In a recent speech, Commissioner Jackson questioned whether boards of directors are doing enough to ensure that companies have sufficient procedures such that whenever any member of senior management learns of material nonpublic information, all members of the team avoid trading. He referred to a study that he worked on prior to joining the Commission that identified a surprising amount of trading by corporate insiders during the four-day period between the time when material nonpublic information was discovered and when it was revealed to the public.

As for disclosure, he criticized the Commission’s guidance for relying “heavily on the judgments of corporate counsel,” given that “these judgments have, too often, erred on the side of nondisclosure, leaving investors in the dark—and putting companies at risk.” He and his staff examined the 81 companies that reported breaches in 2017 to state and local regulators, as well as to the press, and found that only two of those companies filed 8-Ks disclosing the breach. He has asked that the SEC “give careful consideration to new 8-K requirements governing cyber events.”
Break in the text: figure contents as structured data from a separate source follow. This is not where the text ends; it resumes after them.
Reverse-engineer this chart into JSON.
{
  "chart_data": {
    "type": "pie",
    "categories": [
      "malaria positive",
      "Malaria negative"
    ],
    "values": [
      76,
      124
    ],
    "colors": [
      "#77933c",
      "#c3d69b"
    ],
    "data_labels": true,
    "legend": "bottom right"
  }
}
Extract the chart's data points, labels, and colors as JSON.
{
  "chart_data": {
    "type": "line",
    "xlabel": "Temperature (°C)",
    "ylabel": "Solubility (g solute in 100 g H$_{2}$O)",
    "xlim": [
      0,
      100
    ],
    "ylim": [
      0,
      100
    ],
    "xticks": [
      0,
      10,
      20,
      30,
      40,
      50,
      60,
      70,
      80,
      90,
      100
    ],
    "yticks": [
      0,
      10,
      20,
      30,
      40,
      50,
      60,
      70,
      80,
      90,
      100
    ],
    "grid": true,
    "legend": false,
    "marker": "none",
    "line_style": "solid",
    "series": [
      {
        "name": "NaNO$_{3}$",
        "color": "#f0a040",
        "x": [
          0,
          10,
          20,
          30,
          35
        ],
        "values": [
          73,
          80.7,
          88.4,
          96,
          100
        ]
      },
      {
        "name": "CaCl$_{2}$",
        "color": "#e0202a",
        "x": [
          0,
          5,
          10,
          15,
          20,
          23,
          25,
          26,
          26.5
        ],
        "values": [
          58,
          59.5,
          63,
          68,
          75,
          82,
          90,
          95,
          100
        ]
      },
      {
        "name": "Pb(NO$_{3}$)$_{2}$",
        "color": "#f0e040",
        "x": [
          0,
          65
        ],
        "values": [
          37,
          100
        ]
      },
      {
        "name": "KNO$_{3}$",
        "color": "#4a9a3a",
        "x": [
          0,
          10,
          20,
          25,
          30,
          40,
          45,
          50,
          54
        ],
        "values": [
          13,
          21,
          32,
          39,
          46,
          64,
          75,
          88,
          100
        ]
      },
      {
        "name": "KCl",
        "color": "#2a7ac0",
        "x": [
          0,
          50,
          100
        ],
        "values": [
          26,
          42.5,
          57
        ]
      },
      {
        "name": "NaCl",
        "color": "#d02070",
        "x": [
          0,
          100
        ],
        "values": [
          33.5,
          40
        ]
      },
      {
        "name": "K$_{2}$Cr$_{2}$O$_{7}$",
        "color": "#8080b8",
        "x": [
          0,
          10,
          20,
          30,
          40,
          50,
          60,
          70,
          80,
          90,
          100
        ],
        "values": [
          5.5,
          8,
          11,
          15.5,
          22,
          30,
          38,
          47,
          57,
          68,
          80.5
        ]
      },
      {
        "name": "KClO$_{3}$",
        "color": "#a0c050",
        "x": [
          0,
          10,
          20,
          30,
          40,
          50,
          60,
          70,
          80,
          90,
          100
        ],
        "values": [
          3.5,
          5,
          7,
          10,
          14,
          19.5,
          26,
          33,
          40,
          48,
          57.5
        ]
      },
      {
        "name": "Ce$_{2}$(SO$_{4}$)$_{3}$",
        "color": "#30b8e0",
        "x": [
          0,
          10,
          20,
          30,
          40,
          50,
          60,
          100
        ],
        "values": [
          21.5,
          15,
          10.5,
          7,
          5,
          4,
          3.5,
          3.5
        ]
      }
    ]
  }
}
This attention on cyber breaches and insider trading may be in part due to the enforcement case against the chief information officer (the CIO) of a business unit at Equifax for improper insider trading. According to the complaint, the CIO was not informed of the cyber breach incident against the company.  He was instead part of a separate project team that was told it was working on responses to a cyber breach that had occurred at an unnamed client, as part of a business opportunity. The teams were kept apart to limit the number of people who knew the company had been breached.

Through making some inquiries and from various internal communications, it appeared that the CIO was able to deduce that the company itself was the actual victim of the breach, as many of the requests and scope of work on his project appeared to be “highly unusual,” according to the complaint. The CIO first became involved with his project team Friday afternoon. On Monday morning, he used a search engine to find information about the impact that a breach at another major credit bureau had on that company’s stock price in 2015. The search of that other company’s market data revealed that the company’s stock price dropped about 4% after the  public announcement of the breach.

Within an hour of running the Internet searches, the CIO exercised all of his vested options to buy, and then immediately sell, company shares, for total proceeds of a little less than a million dollars. Two days later, the CIO was told of the breach and instructed by an attorney that the information was confidential and that he should not trade in company securities. The attorney was unaware that the CIO had already traded. The company did not know of the CIO’s trades until about a month and a half after publicly disclosing the incident. By selling in advance of public news, the CIO avoided more than $117,000 in losses.

The SEC determined that the CIO owed a duty of trust and confidence to his employer and shareholders not to trade on the basis of material nonpublic information that he learned through his employment, and knew or was reckless in not knowing that the information that the company had been the victim of a major cybersecurity breach was material and nonpublic.